Le Panama et la rencontre avec Pizarro
Diego de Almagro vit le jour à Almagro, dans la province d'Estrémadure, en Espagne, vers 1475. Du fait de sa naissance illégitime, ses chances d'ascension sociale étaient des plus minces. À l'instar de nombreux autres jeunes hommes dans la même situation à cette époque et dans cette province en particulier, Diego ne reçut aucune éducation. Ne sachant ni lire ni écrire, il dut se tourner vers la mer afin de trouver un moyen d'échapper à sa condition et de faire fortune.
Diego fit partie de l'expédition de 1514 à destination du Panama dirigée par Pedro Arias de Ávila (alias Pedrarias Dávila, né en 1442), un autre conquistador qui se fera plus tard un nom dans les annales sanglantes de la conquête, Hernando de Soto (vers 1500-1542). Au Panama, Almagro reçut une encomienda, c'est-à-dire le droit d'exploiter les ressources et la main-d'œuvre locales pour son propre usage, et il s'installa donc dans un domaine près de la capitale, Darien, où il s'essaya également à l'orpaillage.
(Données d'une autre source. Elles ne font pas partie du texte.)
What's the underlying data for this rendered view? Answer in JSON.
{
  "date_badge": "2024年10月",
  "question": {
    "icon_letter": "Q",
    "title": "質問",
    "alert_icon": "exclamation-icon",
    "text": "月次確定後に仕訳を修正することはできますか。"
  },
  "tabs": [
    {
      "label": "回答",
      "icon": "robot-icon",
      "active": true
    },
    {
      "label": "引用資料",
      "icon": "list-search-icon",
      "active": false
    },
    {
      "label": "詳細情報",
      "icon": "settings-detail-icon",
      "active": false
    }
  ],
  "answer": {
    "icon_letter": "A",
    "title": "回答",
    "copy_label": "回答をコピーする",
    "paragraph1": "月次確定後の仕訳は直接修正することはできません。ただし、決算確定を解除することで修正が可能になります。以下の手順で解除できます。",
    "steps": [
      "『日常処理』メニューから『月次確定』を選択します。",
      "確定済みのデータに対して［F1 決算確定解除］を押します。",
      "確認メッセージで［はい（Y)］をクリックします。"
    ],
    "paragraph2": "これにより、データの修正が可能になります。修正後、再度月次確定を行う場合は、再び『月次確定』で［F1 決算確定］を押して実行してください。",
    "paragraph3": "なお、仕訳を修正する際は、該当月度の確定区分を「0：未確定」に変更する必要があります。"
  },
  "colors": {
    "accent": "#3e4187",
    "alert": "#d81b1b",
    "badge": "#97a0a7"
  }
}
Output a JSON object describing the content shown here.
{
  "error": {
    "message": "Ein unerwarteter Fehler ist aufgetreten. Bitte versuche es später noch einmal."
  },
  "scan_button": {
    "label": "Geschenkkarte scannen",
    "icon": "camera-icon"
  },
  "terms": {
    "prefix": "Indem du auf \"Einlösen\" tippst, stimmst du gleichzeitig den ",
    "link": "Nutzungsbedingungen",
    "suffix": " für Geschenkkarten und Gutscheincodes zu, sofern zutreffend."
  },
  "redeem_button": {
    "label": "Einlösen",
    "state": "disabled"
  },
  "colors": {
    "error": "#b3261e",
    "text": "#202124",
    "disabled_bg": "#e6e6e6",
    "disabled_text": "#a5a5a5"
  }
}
Pendant son séjour au Panama, Almagro fit la connaissance de Francisco Pizarro, et les deux hommes s'associèrent pour trois expéditions en Amérique du Sud, à partir de 1524. Les aventuriers étaient désireux d'imiter leur compatriote Hernán Cortés (1485-1547) au Mexique, qui avait su conquérir la civilisation aztèque et se bâtir une immense fortune. Almagro était particulièrement doué pour la logistique et le recrutement, deux domaines essentiels pour toute expédition en terre inconnue.
L'historien C. Howard donne la description suivante d'Almagro:
Il était facile à vivre et désinvolte. Il était petit et beaucoup moins visible que Pizarro, à l'exception des vêtements souvent voyants qu'il portait. Contrairement à Pizarro, qui pouvait parfois être très éloquent, Almagro avait fréquemment du mal à s'exprimer. De plus, son visage était défiguré par la perte d'un œil, et tout son corps portait les cicatrices d'innombrables campagnes héroïques. Un peu emporté et plutôt passionné dans l'action, il était à son aise parmi les hommes du rang et se montrait plus compréhensif envers ses soldats. (12)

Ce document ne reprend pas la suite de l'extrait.